Le Front National n’a finalement emporté aucune région ; la droite et la gauche font jeu égal, grâce aux électeurs de gauche qui ont barré la route au Front National en allant jusqu’à consentir à ne plus avoir d’élus dans deux régions majeures ; trois régions sur treize seront présidées par des femmes … on est encore loin de la parité, mais ça progresse lentement mais sûrement.
Il y a surtout des vaincus ce soir, mais le titre de ce billet m’a été fourni par l’un des deux Députés du Front National, Gilbert COLLARD, qui a utilisé cette expression pour définir le résultat de son parti à cette élection.
Comme d’habitude écouter, brièvement, ce que disent les différents leaders, c’est entendre chacun dire que, bien que battu, il est victorieux.
Alors laissons les « victorieux battus » à leurs simagrées et réfléchissons à ce qui s’est passé.
La gauche de gouvernement a pris une véritable claque au premier tour et a sauvé les meubles au second tour, mais son électorat l’a lâchée parce qu’il avait la conviction d’avoir été trahi. Cet électorat a aussi montré que, profondément patriote et républicain, il était capable de renoncer à son abstention pour barrer la route au fascisme … mais jusque quand ?

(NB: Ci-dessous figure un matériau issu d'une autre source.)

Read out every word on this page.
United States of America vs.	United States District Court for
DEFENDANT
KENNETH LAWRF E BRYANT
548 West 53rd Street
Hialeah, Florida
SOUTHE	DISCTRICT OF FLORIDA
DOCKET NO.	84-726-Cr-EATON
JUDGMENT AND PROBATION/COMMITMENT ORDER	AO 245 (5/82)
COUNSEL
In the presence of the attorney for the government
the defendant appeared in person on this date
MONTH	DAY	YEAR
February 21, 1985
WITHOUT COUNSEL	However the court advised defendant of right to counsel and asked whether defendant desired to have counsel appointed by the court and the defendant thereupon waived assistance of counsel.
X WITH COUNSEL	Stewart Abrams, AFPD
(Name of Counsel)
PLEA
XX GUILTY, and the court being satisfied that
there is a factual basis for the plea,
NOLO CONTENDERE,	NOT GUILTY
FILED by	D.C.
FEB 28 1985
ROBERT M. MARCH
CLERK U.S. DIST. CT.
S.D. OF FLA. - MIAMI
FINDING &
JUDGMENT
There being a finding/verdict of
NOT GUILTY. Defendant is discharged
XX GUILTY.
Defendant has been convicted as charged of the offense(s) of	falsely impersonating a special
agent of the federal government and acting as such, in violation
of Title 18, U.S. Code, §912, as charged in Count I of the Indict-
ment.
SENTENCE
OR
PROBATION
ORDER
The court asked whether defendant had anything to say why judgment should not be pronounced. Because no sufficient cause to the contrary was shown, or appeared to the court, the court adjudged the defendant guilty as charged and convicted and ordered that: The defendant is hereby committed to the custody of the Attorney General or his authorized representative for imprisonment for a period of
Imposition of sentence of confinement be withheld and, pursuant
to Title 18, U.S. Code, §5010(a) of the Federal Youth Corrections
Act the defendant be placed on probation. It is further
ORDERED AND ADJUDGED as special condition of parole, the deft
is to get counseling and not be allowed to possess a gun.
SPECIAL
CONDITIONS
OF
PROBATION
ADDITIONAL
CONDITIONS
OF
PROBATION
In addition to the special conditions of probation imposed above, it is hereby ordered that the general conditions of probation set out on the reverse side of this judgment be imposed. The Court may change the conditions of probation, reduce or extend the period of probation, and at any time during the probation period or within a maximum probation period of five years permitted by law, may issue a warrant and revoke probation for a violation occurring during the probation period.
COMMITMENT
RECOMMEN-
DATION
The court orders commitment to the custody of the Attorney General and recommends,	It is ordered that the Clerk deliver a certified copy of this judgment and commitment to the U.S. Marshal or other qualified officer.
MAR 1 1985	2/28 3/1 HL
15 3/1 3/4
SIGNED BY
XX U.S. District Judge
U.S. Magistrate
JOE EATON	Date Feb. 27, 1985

La droite a reçu une terrible leçon de modestie et d’éthique. Sans l’apport des voix de gauche, elle n’aurait emporté que trois régions et, nulle part, son opération de minable copie des thèmes du Front National ne lui a permis de récupérer à son profit les votes de ceux qui préfèrent la haine à la fraternité. Cela sonne-t-il la fin de l’ère sarkozyste ? Il faut l’espérer pour que la gauche ait, enfin, un véritable challenger et non un Guignol qui a déjà fait trop de mal au pays.
Le centre sort laminé et, surtout, moralement lessivé d’un scrutin où il ne sauve que quelques strapontins ayant le goût d’un plat de lentilles du Puy.
La seule leçon de ce scrutin c’est que l’ère des pirouettes dans le style « défaite victorieuse » est finie. Les électeurs ont bloqué la marche vers le fascisme, mais ils ont aussi sanctionné ceux qui ne parlent pas vrai … et qui les prennent pour des demeurés.
Dès demain et pendant des mois, c’est à une reconstruction de notre pacte national, et non nationaliste, que nous sommes tous appelés. Liberté, Egalité, Fraternité ont besoin de cesser de n’être plus qu’un slogan pour redevenir de véritables valeurs communes.
La laïcité, plus que jamais une condition indispensable de la paix intérieure, doit être non pas redéfinie mais remise en vigueur avec fermeté mais sans ce sectarisme biaisé qui a vu l’extrême-droite s’en emparer jusqu’à prétendre imposer des crèches dans les mairies au prétexte de « racines chrétiennes ».
La solidarité, correctif indispensable à un monde extérieur inféodé aux puissances économiques, doit rester notre caractéristique … au lieu d’imiter servilement des modèles économiques et sociaux dont les plus grands adeptes du capitalisme comprennent qu’ils ne mènent nulle part … sauf dans le mur.
Ce scrutin est le dernier avant l’élection présidentielle de 2017 … c’est beaucoup et peu pour un changement en profondeur. Ce ne sont pas les responsables politiques, engoncés dans leurs systèmes épuisés, qui pourront conduire cette révolution des esprits. C’est à la base dans la vie locale de chaque village, de chaque ville et de chaque quartier des grandes métropoles, que cette redécouverte de la démocratie pourra s’ancrer.
C’est une culture nouvelle, s’appuyant sur des siècles de tradition et sur les apports qui nous viennent de ceux qui sont Français récemment par choix, qu’il nous faut bâtir afin de redevenir fiers de ce que nous sommes et de ce que nous laisserons à nos enfants et petits-enfants.